Lastly, the right to Freedom from Fear exists in the United States. In his speech, President Roosevelt defined freedom from fear as “a world-wide reduction of armaments to such a point and in such a thorough fashion that no nation will be in a position to commit an act of physical aggression against any neighbor.” [2] In the UDHR, freedom from fear is listed in the preamble. The UN General Assembly saw that “the advent of a world in which human beings shall enjoy freedom of speech and belief and freedom from fear and want has been proclaimed as the highest aspiration of the common people.” [5] The right to freedom from fear, while not listed in an article, was present in the declaration.

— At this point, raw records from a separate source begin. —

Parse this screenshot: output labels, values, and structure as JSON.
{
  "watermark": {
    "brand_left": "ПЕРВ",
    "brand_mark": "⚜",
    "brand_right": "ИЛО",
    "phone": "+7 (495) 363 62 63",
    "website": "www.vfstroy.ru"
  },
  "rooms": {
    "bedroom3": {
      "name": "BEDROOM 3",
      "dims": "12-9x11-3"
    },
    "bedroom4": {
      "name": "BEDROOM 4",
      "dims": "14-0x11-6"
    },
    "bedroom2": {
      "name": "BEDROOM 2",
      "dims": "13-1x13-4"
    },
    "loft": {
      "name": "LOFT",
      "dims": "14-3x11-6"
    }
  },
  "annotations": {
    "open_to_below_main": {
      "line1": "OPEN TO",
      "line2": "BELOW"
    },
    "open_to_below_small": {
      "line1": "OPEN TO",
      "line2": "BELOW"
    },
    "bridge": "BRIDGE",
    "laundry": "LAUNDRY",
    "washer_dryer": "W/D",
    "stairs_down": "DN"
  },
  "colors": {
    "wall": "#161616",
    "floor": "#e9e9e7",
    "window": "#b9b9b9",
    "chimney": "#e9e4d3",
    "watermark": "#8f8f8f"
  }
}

In Roosevelt’s view of the term, the right to this freedom has been established. The protection of people from fear is protected in the UDHR and even in some individual jurisdictions in the US. [6] Therefore, the right to Freedom from Fear exists for American citizens.

While the rights of these freedoms are protected, the freedoms themselves are not active universally. There are still people who unnecessarily want and fear. While there are people with needs, many in the US have access to the “necessary social services” and their right to freedom is being protected.

During the seventy years since President Franklin Roosevelt’s “Four Freedoms” speech, the rights to the four freedoms have remained protected in the United States. The citizens in the United States have retained the rights to freedom of religion and speech, along with the rights of freedom from fear and from want   The US of America continues its drive for freedom of its people.

 

[1] U.S. Const. amend. I.

[2] Franklin D. Roosevelt, President of the U.S., Annual Message to Congress on the State of the Union (January 6, 1941) available at http://www.fdrlibrary.marist.edu/pdfs/fftext.pdf.

[3] Brotherhood of Maintenance of Way Emp. v. U.S, 366 U.S. 169 (1961) (citing Dr. Robert M. Hutchins Two Faces of Federalism 24 (1961)).

[4] U.N. General Assembly, Universal Declaration of Human Rights art. 25, December 12, 1948.

[5] U.N. General Assembly, Universal Declaration of Human Rights pmbl, December 12, 1948

[6] State v. Oakes, 598 A.2d 119 (Vt. 1991); In re Zachary G., 982 A.2d 367 (N.H. 2009); Johnston v. Wallace, 53 Miss. 331 (1881); State v Adair, 596 P.2d 110 (Idaho 1979).